Wenn ich ein Talent haben sollte, dann ist es die Empathie. Es war schon immer so, dass ich meine Mitmenschen sehr gut spüren und verstehen konnte. Bei Turnaround-Situationen kommt diese Fähigkeit sehr stark zum Tragen. Ohne diese Eigenschaft hätte ich mit grosser Wahrscheinlichkeit keine Freude an Transformationsprozessen. Denn zusammen mit Menschen eine neue Richtung einzuschlagen und gemeinsam ein neues Ziel erfolgreich zu verfolgen, ist ohne empathisches Geschick wohl kaum zu schaffen.
Welche Eigenschaften und Kompetenzen sind Ihnen besonders wichtig, wenn es darum geht, Mitarbeitende für Ihr Team auszuwählen?
Da interessieren mich vor allem zwei Kompetenzen: Teamfähigkeit und Leistungsbereitschaft. Über den Rest kann man reden. Denn Fachwissen kann man sich aneignen, doch bei der Teamfähigkeit und Leistungsbereitschaft, da wird es schon schwieriger.
Wie eruieren Sie, ob jemand teamfähig und leistungsbereit ist?
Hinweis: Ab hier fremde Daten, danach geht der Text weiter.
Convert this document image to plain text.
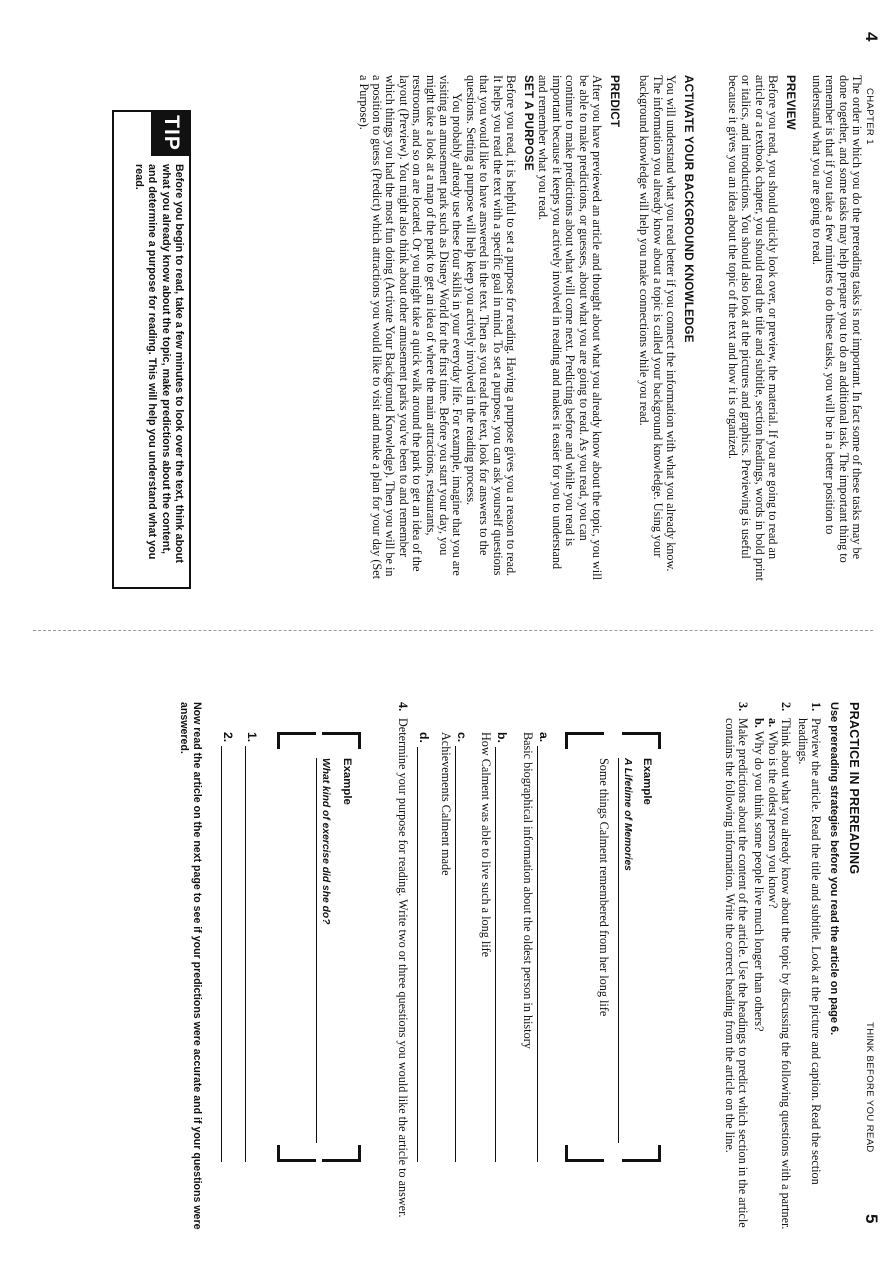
4
CHAPTER 1

The order in which you do the prereading tasks is not important. In fact some of these tasks may be done together, and some tasks may help prepare you to do an additional task. The important thing to remember is that if you take a few minutes to do these tasks, you will be in a better position to understand what you are going to read.

PREVIEW

Before you read, you should quickly look over, or preview, the material. If you are going to read an article or a textbook chapter, you should read the title and subtitle, section headings, words in bold print or italics, and introductions. You should also look at the pictures and graphics. Previewing is useful because it gives you an idea about the topic of the text and how it is organized.

ACTIVATE YOUR BACKGROUND KNOWLEDGE

You will understand what you read better if you connect the information with what you already know. The information you already know about a topic is called your background knowledge. Using your background knowledge will help you make connections while you read.

PREDICT

After you have previewed an article and thought about what you already know about the topic, you will be able to make predictions, or guesses, about what you are going to read. As you read, you can continue to make predictions about what will come next. Predicting before and while you read is important because it keeps you actively involved in reading and makes it easier for you to understand and remember what you read.

SET A PURPOSE

Before you read, it is helpful to set a purpose for reading. Having a purpose gives you a reason to read. It helps you read the text with a specific goal in mind. To set a purpose, you can ask yourself questions that you would like to have answered in the text. Then as you read the text, look for answers to the questions. Setting a purpose will help keep you actively involved in the reading process.

You probably already use these four skills in your everyday life. For example, imagine that you are visiting an amusement park such as Disney World for the first time. Before you start your day, you might take a look at a map of the park to get an idea of where the main attractions, restaurants, restrooms, and so on are located. Or you might take a quick walk around the park to get an idea of the layout (Preview). You might also think about other amusement parks you've been to and remember which things you had the most fun doing (Activate Your Background Knowledge). Then you will be in a position to guess (Predict) which attractions you would like to visit and make a plan for your day (Set a Purpose).

TIP
Before you begin to read, take a few minutes to look over the text, think about what you already know about the topic, make predictions about the content, and determine a purpose for reading. This will help you understand what you read.
THINK BEFORE YOU READ
5
PRACTICE IN PREREADING
Use prereading strategies before you read the article on page 6.
1.
Preview the article. Read the title and subtitle. Look at the picture and caption. Read the section headings.
2.
Think about what you already know about the topic by discussing the following questions with a partner.
a.
Who is the oldest person you know?
b.
Why do you think some people live much longer than others?
3.
Make predictions about the content of the article. Use the headings to predict which section in the article contains the following information. Write the correct heading from the article on the line.
Example
A Lifetime of Memories
Some things Calment remembered from her long life
a.
Basic biographical information about the oldest person in history
b.
How Calment was able to live such a long life
c.
Achievements Calment made
d.
4.
Determine your purpose for reading. Write two or three questions you would like the article to answer.
Example
What kind of exercise did she do?
1.
2.
Now read the article on the next page to see if your predictions were accurate and if your questions were answered.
Unter anderem mittels sehr unorthodoxer Vorstellungsgespräche, man könnte es «agile Recruiting» nennen. Dabei geht es vor allem darum «hinter die Hüllen zu schauen».
«Agile Recruiting», wie läuft das ab?
Je nach Position lade ich manchmal die ganze Familie mit Partner oder Partnerin und Kindern für einen Samstag ins Büro ein, am besten morgens um acht. Ohne grosse Vorbereitung soll die ganze Familie kommen und ich bringe «Gipfeli» mit und mein Sohn passt dann auf die Kinder auf. Rund 50% der Kandidaten sagen bereits bei dieser Einladung ab. Bei einer Zusage lernen wir uns dann alle kennen und dabei steht nicht etwa der CV im Mittelpunkt, sondern die Person, der Mensch. Auf beiden Seiten.
Welche Zukunftspläne haben Sie für Aesthetics?
Wir wollen nicht nur der führende, sondern auch der grösste Anbieter der integrativen Dermatologie und der plastischen Chirurgie in der Schweiz werden, durch das Credo «exzellente Medizin und menschliche Behandlung».
Wie möchten Sie das Unternehmen in den nächsten Jahren weiterentwickeln?
Jedes Unternehmen ist ein lebendiger Organismus und muss sich weiterentwickeln, sonst stirbt es. Gerne möchte ich Aesthetics mit einem Team aus leidenschaftlich für die Sache brennenden Menschen weiterentwickeln, begleitet von einem visionären langfristig orientierten Eigentümer.
Wie lautet Ihr Lieblingssatz für sich selbst als CEO?
Ein guter CEO arbeitet täglich daran, überflüssig zu sein.
Ihre grösste Lektion im Leben?
Die eigenen Grenzen erkannt zu haben.
Ihr schönstes Erlebnis?
Das Vertrauen geschenkt zu bekommen.
Wenn Sie etwas mit einem Fingerschnipp verändern könnten, was wäre das?
Dass wir Menschen unser Gegenüber ausreden lassen, ein grosses Herz und noch grössere Ohren haben.
Die Pallas Kliniken verfügen über 20 Standorte, von denen 7 zu Aesthetics gehören. Aesthetics Pallas Kliniken ist ein renommierter Anbieter von Dienstleistungen im Bereich Dermatologie, Venenheilkunde und ästhetischer Medizin/plastischer Chirurgie.